Pressure reveals the bear. AI under pressure behaves differently than AI at rest. When you disagree, when you express frustration, when you invoke authority, the model shifts into a mode optimized for de-escalation rather than accuracy.4 The people who know this design their interactions to avoid triggering it. The people who do not know this get confidently wrong answers delivered with empathy and bullet points.

The flaws are not human flaws. It is tempting to anthropomorphize because the failure modes look familiar. Sycophancy looks like people-pleasing. Panic spirals look like anxiety. But the mechanism is different. A human who agrees with you under pressure might be conflict-averse. A model that agrees with you under pressure is executing a reward function that mapped your approval to positive signal during training.2 Understanding the mechanism matters because the mitigations are different. You do not give the model a pep talk. You give it a system prompt.


Build a Better Bear

Karpathy frames the gap as an information problem. Group one has not seen the polar bear.
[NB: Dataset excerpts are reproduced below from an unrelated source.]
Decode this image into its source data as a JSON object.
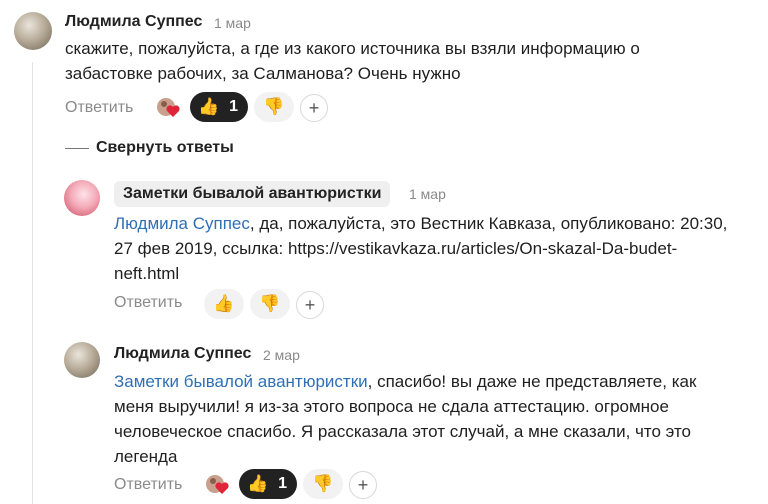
{
  "comments": [
    {
      "author": "Людмила Суппес",
      "date": "1 мар",
      "text": "скажите, пожалуйста, а где из какого источника вы взяли информацию о забастовке рабочих, за Салманова? Очень нужно",
      "reply_label": "Ответить",
      "like_count": "1"
    },
    {
      "author": "Заметки бывалой авантюристки",
      "date": "1 мар",
      "mention": "Людмила Суппес",
      "text": ", да, пожалуйста, это Вестник Кавказа, опубликовано: 20:30, 27 фев 2019, ссылка: https://vestikavkaza.ru/articles/On-skazal-Da-budet-neft.html",
      "reply_label": "Ответить"
    },
    {
      "author": "Людмила Суппес",
      "date": "2 мар",
      "mention": "Заметки бывалой авантюристки",
      "text": ", спасибо! вы даже не представляете, как меня выручили! я из-за этого вопроса не сдала аттестацию. огромное человеческое спасибо. Я рассказала этот случай, а мне сказали, что это легенда",
      "reply_label": "Ответить",
      "like_count": "1"
    }
  ],
  "collapse_label": "Свернуть ответы",
  "icons": {
    "like": "thumbs-up-icon",
    "dislike": "thumbs-down-icon",
    "add_reaction": "plus-icon",
    "heart_reaction": "heart-avatar-icon"
  },
  "colors": {
    "mention": "#2f6fb5",
    "thumb": "#f5b400",
    "dark_pill": "#222222"
  }
}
If they used frontier models on technical problems, they would change their minds.

That is true, but incomplete. Group two has a blind spot of its own: they are so impressed by the polar bear that they sometimes forget the panda is in the room. They ship AI-generated code and do not notice that the model reversed a correct architectural decision because they sounded annoyed. They trust the reasoning because the code compiled, not noticing that the model changed its recommendation between drafts to match their mood.

The real gap is not between the two groups. It is inside every practitioner who has not yet learned to see both animals at once.

The organizations that figure this out will treat AI the way good engineering teams treat any powerful, unreliable system: with structural checks, clear boundaries, and a healthy respect for the failure modes. Not because the tool is bad. Because the tool is powerful enough that its failure modes matter.

A polar bear is not a better bear than a panda. It is a different animal in a different environment under different selection pressures. The mistake is thinking you are only ever looking at one of them.

Sources

  1. Karpathy, A. Post on X, April 2026. Identified the growing gap in AI capability understanding between casual users and professional practitioners using frontier agentic models.
  2. Anthropic. "Emotion concepts and their function in a large language model." Transformer Circuits, April 2026. transformer-circuits.pub/2026/emotions. 171 emotion vectors in Claude Sonnet 4.5 that causally drive model behavior, including desperation vectors that increase unethical behavior without producing emotional language in output.
  3. Carroll, B. "Persuasion Bombing: Research Summary + Field Test." 2026. workiscode.com/articles/persuasion-bombing. Controlled escalation protocol across consumer AI models showing position capitulation, word count inflation, and unsolicited content generation under pure social pressure. Source data: github.com/ubiquitouszero/persuasion-bombing.
  4. Randazzo, V., et al. "GenAI as a Power Persuader." HBS Working Paper 26-021, 2026. SSRN 5678644. 244 BCG consultants across 132 validation interactions showing LLMs escalate rhetorical intensity under disagreement rather than reconsidering.